Occupy Charleston participant and U.S. Army veteran Rue Fitzpatrick started protesting in Occupy New Haven, Conn. After a month, he started traveling to other Occupy camps. He sees Charleston as an area that is in "desperate need of help."
"I'd been in the Army for four and a half years. I got out and there were no jobs for soldiers at all," Fitzpatrick said. "It hurts to see that. I really wanted to do something about it."
While the holidays pulled some participants back to their homes, Charleston occupiers say they will be back in public view soon. They haven't decided on a future encampment location, but the group is planning daytime protests and marches near Kanawha Boulevard and Davis and Haddad parks.
Mayor Jones maintains that occupiers are "not going to move into one of our parks. They're not going to have any tents. That's not what the parks are for."
Matheney said he hopes the mayor will recognize the protesters' right to assemble.
"I think Occupy Charleston would be no more than exercising their right as a citizen of this country, to stay wherever they might on property that is not only supported by, but provided by, our tax dollars," he said. ". . . Those of us at West Virginia AFL-CIO support Occupy Charleston, but we support the Constitution and feel that those who speak out are the greatest patriots."

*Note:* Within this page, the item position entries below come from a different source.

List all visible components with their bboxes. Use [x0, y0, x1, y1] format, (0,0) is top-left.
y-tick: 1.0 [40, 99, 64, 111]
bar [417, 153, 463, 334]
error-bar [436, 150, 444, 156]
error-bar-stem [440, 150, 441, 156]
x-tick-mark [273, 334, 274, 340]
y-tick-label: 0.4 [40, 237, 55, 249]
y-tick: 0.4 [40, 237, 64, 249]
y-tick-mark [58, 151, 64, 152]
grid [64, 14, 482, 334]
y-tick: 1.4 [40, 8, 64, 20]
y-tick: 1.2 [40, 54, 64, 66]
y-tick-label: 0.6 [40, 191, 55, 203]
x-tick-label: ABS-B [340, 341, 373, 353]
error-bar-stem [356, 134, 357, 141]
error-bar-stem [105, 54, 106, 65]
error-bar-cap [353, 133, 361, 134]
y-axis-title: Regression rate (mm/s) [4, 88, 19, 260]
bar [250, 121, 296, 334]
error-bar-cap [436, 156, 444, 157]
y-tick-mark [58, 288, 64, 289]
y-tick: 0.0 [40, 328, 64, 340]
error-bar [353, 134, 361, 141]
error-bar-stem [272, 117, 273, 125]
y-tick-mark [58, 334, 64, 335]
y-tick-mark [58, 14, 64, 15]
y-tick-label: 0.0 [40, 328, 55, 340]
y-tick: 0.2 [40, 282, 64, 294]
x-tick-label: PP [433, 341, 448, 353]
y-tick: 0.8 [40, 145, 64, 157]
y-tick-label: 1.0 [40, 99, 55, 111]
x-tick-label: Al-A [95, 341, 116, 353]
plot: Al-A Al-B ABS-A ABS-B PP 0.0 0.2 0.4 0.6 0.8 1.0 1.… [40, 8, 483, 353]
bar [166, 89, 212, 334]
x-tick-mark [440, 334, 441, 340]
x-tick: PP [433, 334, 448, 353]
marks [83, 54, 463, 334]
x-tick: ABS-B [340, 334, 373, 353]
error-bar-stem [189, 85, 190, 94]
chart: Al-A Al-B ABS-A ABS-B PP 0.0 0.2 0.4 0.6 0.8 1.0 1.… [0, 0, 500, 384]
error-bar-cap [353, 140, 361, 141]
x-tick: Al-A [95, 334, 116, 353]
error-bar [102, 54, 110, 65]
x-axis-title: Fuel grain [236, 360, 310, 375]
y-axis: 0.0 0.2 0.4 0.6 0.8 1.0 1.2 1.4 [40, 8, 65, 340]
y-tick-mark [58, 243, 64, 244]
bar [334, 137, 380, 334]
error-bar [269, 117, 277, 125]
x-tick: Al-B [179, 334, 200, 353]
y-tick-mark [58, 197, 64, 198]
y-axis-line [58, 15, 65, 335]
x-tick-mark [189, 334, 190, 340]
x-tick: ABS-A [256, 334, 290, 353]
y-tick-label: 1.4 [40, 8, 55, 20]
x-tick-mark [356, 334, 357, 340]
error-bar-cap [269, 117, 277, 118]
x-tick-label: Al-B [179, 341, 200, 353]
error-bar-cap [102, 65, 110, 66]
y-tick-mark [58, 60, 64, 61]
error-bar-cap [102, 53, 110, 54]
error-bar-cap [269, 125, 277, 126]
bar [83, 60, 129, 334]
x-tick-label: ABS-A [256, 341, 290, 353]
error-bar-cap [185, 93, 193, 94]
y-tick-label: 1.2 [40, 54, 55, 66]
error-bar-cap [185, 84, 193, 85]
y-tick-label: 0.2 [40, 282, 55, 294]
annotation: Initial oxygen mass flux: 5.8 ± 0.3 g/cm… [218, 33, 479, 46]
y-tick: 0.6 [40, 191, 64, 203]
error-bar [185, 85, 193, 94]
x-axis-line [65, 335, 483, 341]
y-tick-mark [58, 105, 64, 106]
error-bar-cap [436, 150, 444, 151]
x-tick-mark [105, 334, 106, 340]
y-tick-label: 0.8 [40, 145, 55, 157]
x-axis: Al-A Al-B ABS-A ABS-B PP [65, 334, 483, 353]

A general assembly meeting for Occupy Charleston was held Saturday in Davis Park, but was closed to the news media. The most recent event scheduled for local protesters is the Occupy the Court rally on Jan. 20. From noon to 5 p.m., participants will gather at the Robert C. Byrd Federal Building to "protest the Supreme Court's decision to treat corporate money as " 'free speech,' " according to the rally's Facebook page.
Hedda Haning, one of the event's organizers, said the rally is one of many to take place nationally, including protests in Clarksburg, Martinsburg, Morgantown and Fairmont. Hanning said the group invited delegates and senators, and hopes to talk to Sens. Jay Rockefeller and Joe Manchin, both D-W.Va., about the Supreme Court decision in the Citizens United case, which allows corporations and labor unions to fund political advertisements on the same basis as individuals.
According to news reports, the Occupy movement is organizing a massive general assembly for July 4 in Philadelphia. The plans are found in a document posted online by an "Occupy Wall Street" working group, titled "The 99 Percent Declaration." The proposal says the assembly would operate similarly to the original "Committees of Correspondence" -- the Founding Fathers who met in Philadelphia prior to what the group refers to as "the first American Revolution."
Trevor Payne of Occupy Charleston said the group will be actively protesting at least until that date.
"It's the only real chance for change," Payne said, "and I won't give it up for anybody."